Toutefois, ses conseillers affirment qu’un « scénario vénézuélien » n’est pas envisageable en Iran en raison des grandes différences culturelles et historiques.
M. Trump a également évoqué une autre option pour un changement de pouvoir : le renversement du gouvernement par le peuple iranien lui-même.
« C’est à eux de décider s’ils le font ou non. Cela fait des années qu’ils en parlent, et maintenant il est clair qu’ils ont cette opportunité ».
Le président américain a refusé de s’engager à soutenir le peuple iranien : « Je ne prends aucun engagement, il est encore trop tôt. Nous avons un travail à faire et nous le faisons très bien. Je dirais que nous sommes bien en avance sur le calendrier ».
Il a également exprimé l’espoir que les forces d’élite iraniennes, y compris les officiers des gardiens de la révolution, rendent leurs armes. « Si nous y réfléchissons bien, ils pourraient se rendre à la population », a-t-il déclaré.
Quant à savoir qui il aimerait voir à la tête de l’Iran, M. Trump a répondu : « J’ai trois très bons candidats. Je ne vais pas les révéler maintenant. Faisons d’abord notre travail ».
Le président américain ne voit pas la nécessité pour les États du Golfe de se joindre aux frappes contre l’Iran, se disant convaincu que Téhéran finira par se soumettre à la volonté de l’Amérique et d’Israël, ajoutant : « Le pays a été grandement affaibli, c’est le moins que l’on puisse dire » : « Le moins que l’on puisse dire, c’est que le pays a été considérablement affaibli.

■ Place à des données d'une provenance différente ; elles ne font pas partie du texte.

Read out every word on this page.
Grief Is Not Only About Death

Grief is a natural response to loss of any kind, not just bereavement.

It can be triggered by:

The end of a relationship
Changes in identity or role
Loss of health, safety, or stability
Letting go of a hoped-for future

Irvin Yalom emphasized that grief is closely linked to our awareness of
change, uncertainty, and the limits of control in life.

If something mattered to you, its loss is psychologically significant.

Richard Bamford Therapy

Il a également annoncé sa volonté de lever les sanctions contre l’Iran si les nouveaux dirigeants se révèlent être un partenaire viable.
Le 28 février, les États-Unis et Israël ont lancé des frappes conjointes sur des installations appartenant au régime iranien. L’Iran a réagi en attaquant des bases américaines au Koweït, aux Émirats arabes unis, au Qatar, à Bahreïn et en Jordanie.
L’agence de presse IRNA a ensuite confirmé le décès du guide suprême Ali Khamenei dans la matinée du 28 février.
L’Iran est actuellement dirigé par le secrétaire du Conseil national de sécurité, Ali Larijani, qui a été sanctionné par les États-Unis en janvier pour avoir réprimé les manifestations antigouvernementales.
Trump a réaffirmé que les opérations militaires américaines en Iran se poursuivraient pendant encore quatre semaines environ.